Ils ont donné le patronyme de leur famille à un objet d’usage courant dans la vie quotidienne. Pour l’inventeur, cela signifie gloire personnelle. Pour leurs héritiers, une fortune à gérer, à entretenir ou rien du tout. Exemples.

Les descendants de l’Allemand Rudolf Diesel et ceux de l’ingénieur en bâtiment américain Roy Jacuzzi, qui a mis la baignoire à bulles à New York (1968) pour soigner ses propres douleurs articulaires, gèrent les royalties de leurs ancêtres. Ces créateurs avaient pris la précaution de faire breveter leurs découvertes à titre personnel. Depuis les pétroliers et les fabricants de jacuzzi versent à leur descendance des droits d’exploitation âprement négociés et renégociés. Tant que les camions roulent au diesel et les bains bouillonnent, les dollars tombent par millions.

Invention tronçonnée

Les petits-enfants d’Andreas Stihl, eux, exportent encore des tronçonneuses dans le monde entier mais doivent pour cela entretenir la réputation et la qualité de la marque. La Stihl aurait pourtant pu devenir une invention. L’entreprise d’Andreas fabriquait à Stuttgart des foyers de combustion pour les chaudières à vapeur. Jusqu’au jour où, en 1926, sollicité par les bûcherons de la Forêt-Noire et soucieux de leur rendre service, Stihl sort de son usine une scie à chaîne électrique.
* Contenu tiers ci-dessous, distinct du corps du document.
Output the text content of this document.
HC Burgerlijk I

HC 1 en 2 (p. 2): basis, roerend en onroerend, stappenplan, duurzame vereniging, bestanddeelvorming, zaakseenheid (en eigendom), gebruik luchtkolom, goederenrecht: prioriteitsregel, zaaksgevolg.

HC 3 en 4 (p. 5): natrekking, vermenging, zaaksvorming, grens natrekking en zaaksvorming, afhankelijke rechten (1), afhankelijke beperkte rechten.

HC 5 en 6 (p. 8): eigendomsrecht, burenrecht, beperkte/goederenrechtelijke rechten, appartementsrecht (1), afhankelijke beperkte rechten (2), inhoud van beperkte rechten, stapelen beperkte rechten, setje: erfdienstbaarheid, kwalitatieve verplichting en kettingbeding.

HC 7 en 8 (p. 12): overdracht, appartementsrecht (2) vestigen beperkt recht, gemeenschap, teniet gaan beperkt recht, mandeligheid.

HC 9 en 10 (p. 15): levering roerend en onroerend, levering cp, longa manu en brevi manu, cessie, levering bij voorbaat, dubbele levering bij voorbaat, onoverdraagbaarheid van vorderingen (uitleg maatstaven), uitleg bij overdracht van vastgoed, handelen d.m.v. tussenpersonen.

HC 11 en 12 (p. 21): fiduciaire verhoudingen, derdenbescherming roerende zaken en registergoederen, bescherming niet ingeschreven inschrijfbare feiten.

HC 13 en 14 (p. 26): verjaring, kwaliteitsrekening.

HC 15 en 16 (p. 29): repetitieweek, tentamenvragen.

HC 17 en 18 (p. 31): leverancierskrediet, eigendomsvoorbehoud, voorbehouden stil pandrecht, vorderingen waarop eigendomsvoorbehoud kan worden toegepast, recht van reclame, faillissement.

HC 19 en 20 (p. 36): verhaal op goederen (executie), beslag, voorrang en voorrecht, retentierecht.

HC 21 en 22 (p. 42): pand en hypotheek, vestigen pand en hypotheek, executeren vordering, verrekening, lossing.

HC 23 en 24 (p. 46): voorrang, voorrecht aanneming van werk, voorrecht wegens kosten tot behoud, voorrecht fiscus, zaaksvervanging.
Elle est quasi inutilisable sur le terrain puisqu’il est impossible de recharger son moteur. L’année suivante, Andreas Stihl introduit un moteur à essence. L’engin qu’il baptise par modestie machine à abattage d’arbres devient une marque déposée et brevetée ? Pas une invention. La tronçonneuse Stihl est donc placée en concurrence avec tous les « imitateurs » et autres fabricants de la machine à abattage d’arbres qui de par le monde reprennent le concept. L’héritage est en quelque sorte tronçonné.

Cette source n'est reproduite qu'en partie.